Tras preguntar a una señora de la limpieza, Ma Yunteng caminó por un pequeño sendero hacia el edificio administrativo.
En la zona por donde pasó Ma Yunteng casi no quedaban estudiantes. Originalmente, había pensado que podría encontrarse casualmente con una chica guapa, pero descubrió que casi todas las chicas que aún estaban afuera a esa hora estaban con sus novios.
Acababa de atravesar una arboleda, y Ma Yunteng incluso notó a algunas chicas sentadas directamente en el regazo de los chicos, besándose apasionadamente, casi hasta el punto de dejarse llevar por el momento.

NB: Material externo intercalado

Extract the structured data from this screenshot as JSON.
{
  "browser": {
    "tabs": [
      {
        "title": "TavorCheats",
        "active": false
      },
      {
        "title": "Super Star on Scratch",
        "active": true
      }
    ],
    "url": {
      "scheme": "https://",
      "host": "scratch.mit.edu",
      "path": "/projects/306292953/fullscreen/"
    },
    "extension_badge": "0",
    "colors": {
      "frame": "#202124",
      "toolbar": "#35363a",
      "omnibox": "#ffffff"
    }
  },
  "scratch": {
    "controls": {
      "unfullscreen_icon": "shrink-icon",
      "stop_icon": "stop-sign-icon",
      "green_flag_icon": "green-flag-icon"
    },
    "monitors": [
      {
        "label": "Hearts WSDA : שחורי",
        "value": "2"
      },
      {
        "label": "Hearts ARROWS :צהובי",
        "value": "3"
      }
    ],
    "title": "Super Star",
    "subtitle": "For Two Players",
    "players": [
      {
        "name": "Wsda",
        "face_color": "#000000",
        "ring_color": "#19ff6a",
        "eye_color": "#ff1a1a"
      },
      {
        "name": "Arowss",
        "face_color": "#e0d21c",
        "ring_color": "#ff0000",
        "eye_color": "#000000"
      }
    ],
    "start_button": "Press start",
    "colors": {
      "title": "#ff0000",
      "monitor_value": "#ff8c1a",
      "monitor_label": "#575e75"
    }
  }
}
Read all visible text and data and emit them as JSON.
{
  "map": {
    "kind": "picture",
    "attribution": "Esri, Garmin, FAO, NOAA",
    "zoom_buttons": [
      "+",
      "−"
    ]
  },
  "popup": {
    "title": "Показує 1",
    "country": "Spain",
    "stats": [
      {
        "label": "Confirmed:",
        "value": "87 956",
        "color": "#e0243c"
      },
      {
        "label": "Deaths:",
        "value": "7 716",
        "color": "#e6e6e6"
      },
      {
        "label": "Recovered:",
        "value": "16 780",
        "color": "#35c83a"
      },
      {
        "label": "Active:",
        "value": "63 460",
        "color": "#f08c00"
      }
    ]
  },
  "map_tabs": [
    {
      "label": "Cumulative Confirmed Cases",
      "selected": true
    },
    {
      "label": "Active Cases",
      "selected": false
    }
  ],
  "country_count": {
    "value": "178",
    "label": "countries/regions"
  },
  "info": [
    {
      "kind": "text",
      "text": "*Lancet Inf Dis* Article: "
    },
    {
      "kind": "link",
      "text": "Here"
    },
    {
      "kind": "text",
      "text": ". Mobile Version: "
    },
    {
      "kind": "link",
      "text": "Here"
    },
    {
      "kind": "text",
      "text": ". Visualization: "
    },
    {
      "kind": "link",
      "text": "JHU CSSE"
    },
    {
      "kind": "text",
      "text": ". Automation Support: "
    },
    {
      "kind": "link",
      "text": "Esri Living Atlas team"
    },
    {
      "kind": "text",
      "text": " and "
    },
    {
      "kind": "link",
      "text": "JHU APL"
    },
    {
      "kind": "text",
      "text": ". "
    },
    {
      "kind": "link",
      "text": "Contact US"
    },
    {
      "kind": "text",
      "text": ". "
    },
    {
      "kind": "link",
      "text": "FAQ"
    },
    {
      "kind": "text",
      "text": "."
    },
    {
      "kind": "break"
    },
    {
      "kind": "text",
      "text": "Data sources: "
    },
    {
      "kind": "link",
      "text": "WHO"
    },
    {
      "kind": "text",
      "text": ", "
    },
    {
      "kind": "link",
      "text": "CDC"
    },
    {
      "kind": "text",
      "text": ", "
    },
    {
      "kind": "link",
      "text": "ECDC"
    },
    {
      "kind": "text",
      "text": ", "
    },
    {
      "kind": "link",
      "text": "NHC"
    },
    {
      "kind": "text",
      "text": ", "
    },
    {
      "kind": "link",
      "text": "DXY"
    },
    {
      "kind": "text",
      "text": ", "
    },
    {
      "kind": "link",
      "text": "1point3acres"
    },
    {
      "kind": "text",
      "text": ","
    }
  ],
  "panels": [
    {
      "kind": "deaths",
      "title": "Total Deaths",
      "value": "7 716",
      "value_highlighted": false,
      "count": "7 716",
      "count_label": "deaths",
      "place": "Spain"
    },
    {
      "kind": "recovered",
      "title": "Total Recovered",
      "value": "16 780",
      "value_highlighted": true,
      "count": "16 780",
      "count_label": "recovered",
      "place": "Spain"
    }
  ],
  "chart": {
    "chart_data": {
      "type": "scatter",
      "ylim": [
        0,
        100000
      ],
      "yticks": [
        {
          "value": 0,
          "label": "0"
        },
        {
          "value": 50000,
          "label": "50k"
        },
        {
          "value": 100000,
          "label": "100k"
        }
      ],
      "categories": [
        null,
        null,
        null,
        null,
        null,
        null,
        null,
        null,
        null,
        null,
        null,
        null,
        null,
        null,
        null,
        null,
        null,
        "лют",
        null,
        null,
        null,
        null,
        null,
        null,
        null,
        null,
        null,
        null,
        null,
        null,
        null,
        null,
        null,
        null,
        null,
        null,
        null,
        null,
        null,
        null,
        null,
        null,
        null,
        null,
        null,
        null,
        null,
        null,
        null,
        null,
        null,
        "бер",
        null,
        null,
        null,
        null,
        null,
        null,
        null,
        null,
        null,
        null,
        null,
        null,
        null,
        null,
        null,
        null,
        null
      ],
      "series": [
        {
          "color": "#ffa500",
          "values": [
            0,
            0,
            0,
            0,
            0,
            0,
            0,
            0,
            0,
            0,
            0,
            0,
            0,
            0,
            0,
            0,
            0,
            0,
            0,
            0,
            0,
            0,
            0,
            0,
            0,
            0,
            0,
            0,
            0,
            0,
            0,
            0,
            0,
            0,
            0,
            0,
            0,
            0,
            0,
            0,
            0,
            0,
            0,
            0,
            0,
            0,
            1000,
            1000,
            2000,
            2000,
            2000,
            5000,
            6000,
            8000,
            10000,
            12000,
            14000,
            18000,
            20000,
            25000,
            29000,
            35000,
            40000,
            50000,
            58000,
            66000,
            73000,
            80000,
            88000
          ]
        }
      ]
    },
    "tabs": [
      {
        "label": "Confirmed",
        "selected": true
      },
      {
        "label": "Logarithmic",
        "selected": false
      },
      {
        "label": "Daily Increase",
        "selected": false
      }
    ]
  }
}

Algunos chicos incluso colocaron sus manos en lugares inapropiados, lo que provocó que sus novias los regañaran sin cesar.
¡Ma Yunteng siempre ha despreciado este tipo de comportamiento masculino! ¡Cómo podía coquetear así con su novia a plena luz del día!
¿Es correcto?
En este momento, todo lo que Ma Yunteng quiere decir es: ¡Suelta a esa chica, déjame tenerla!
Suspiró, entró en el edificio administrativo y se dirigió directamente al despacho del director, situado en el lado este del tercer piso.
Mientras tanto, en la oficina del director.
«Presidente Lin, en esta evaluación de 100 universidades, ¿vamos a quedarnos de brazos cruzados en la Universidad de Pekín mientras la Universidad de Tsinghua nos supera?», dijo airadamente un rector de mediana edad, vestido con un traje negro y gafas con montura dorada, al presidente, que tenía más de cincuenta años.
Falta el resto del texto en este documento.